Robles, 29, who was raised in Desert Hot Springs and graduated from San Jacinto High School in Riverside County, made all six of her lifts in the over- 90-kilogram class of the championships Tuesday.

Weightlifting competitions consist of two portions, the snatch and the clean and jerk, with each athlete given three attempts in both.

Read: Desert Hot Springs Holiday parade honors Olympic medalist, Sarah Robles

In the snatch, the bar is lifted from the floor to overhead in one motion. Robles lifted 126 kilograms in the snatch and was assured of the victory when Laurel Hubbard of New Zealand missed at 127 kilograms on her final attempt. Hubbard won the silver medal with a lift of 124 kilograms. Tania
Guadalupe Mascorro Osuna of Mexico won the bronze medal with a lift of 119 kilograms.

In the clean and jerk, the barbell is lifted overhead in two continuous motions — the clean, which brings the bar to the shoulders, and the jerk, in which the athlete raises the bar overhead. Robles won the clean and jerk by lifting 158 kilograms. Egyptian Shaimaa Ahmed Khalaf Haridy won the
silver medal, lifting 153 kilograms. Duangaksorn Chaidee of Thailand won the bronze medal, lifting 152 kilograms, one kilogram more than Hubbard, who finished fourth.

The best total in each successful lift is combined for the overall total. Medals are awarded in the snatch, clean and jerk and total. Robles’ combined lifts of 284 kilograms brought her the gold in total weight. Hubbard was second with 275 kilograms and Haridy third with 268, one more than Duangaksorn.

“I felt really strong and I was so happy to do this in front of my mom, my teammates and my country,” Robles said after the competition at the Anaheim Convention Center.

Robles competes despite Madelung’s deformity, a congenital impairment of a forearm that causes her pain when she lifts or does everyday motions.

She began weightlifting at San Jacinto High School when her track and field coach Rich McClure had her use Olympic lifts to improve her performance in the shot put and discus throw. Robles competed in some local weightlifting meets in 2004 and 2005 “and I fell in love with it,” she said.

Robles received athletic scholarships at Arizona State to compete in track and field, but changed those plans after her first season in 2008, when she met weightlifting coach Joe Micela and decided to shift her focus.

The last time an American woman won a world championship was in 1994, when Robin (Byrd) Goad won the women’s 50-kilogram class.
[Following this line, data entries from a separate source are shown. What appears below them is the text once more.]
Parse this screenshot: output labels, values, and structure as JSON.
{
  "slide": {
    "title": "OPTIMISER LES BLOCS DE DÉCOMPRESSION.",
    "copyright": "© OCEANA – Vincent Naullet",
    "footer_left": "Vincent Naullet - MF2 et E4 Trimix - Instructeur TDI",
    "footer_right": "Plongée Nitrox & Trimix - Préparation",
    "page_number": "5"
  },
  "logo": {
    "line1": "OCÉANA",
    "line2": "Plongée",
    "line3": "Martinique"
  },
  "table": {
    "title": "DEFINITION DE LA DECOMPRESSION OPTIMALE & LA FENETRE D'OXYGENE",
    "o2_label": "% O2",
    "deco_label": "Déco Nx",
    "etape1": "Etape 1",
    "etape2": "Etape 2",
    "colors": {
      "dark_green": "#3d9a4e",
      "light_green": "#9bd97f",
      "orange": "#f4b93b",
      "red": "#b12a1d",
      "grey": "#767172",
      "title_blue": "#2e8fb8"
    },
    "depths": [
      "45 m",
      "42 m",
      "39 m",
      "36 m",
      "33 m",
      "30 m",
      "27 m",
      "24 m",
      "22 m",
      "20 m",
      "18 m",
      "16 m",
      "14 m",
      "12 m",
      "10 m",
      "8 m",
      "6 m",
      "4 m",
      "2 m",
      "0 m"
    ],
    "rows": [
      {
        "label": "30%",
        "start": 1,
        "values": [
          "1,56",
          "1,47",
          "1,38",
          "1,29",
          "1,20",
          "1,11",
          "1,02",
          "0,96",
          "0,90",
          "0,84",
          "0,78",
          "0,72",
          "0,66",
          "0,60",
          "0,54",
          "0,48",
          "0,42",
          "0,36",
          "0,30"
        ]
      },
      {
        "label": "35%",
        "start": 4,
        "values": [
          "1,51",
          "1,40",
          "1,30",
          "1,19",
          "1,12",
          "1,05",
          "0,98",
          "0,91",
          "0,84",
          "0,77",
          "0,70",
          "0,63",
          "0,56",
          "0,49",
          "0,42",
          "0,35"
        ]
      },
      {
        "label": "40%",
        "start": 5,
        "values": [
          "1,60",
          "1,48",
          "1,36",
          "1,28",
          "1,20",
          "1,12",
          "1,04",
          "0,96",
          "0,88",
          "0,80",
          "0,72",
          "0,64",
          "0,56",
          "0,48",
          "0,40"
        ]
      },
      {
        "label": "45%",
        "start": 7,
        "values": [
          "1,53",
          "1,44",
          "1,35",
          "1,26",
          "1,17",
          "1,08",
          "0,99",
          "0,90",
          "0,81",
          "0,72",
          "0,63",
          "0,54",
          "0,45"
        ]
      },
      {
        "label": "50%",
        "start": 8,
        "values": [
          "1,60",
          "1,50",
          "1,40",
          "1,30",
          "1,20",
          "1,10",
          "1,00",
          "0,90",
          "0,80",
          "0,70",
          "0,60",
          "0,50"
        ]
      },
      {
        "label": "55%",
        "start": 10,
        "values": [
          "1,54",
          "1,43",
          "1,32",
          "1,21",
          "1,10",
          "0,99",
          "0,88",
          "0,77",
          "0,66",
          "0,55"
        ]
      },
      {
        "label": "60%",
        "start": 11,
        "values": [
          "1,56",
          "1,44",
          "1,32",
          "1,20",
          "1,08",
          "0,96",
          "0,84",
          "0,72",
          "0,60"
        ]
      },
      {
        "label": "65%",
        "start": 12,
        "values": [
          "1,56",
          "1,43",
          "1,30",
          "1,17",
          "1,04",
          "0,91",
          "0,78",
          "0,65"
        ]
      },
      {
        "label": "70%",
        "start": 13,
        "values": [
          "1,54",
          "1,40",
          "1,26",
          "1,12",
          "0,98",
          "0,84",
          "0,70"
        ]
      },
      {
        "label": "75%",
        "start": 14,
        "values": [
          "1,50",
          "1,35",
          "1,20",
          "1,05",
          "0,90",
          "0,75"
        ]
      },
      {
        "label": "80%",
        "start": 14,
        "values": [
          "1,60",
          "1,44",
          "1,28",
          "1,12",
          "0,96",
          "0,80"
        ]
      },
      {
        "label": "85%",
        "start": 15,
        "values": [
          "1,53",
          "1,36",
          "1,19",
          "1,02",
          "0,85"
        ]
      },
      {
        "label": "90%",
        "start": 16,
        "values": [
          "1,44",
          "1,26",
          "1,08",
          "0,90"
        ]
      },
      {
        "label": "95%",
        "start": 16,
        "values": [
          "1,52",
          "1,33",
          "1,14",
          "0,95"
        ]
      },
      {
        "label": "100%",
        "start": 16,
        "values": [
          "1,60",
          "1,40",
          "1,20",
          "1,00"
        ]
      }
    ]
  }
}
The world championships are held annually except in Olympic years.

Robles, who now lives in Houston, became the first American woman to win an Olympic medal in weightlifting since 2000 when she won a bronze medal in the women’s over-75-kilogram class in the 2016 Rio de Janeiro Games.

She is also just the fourth U.S. woman in history to win a world title and the first to do so since women’s weightlifting was added to the Olympics in 2000.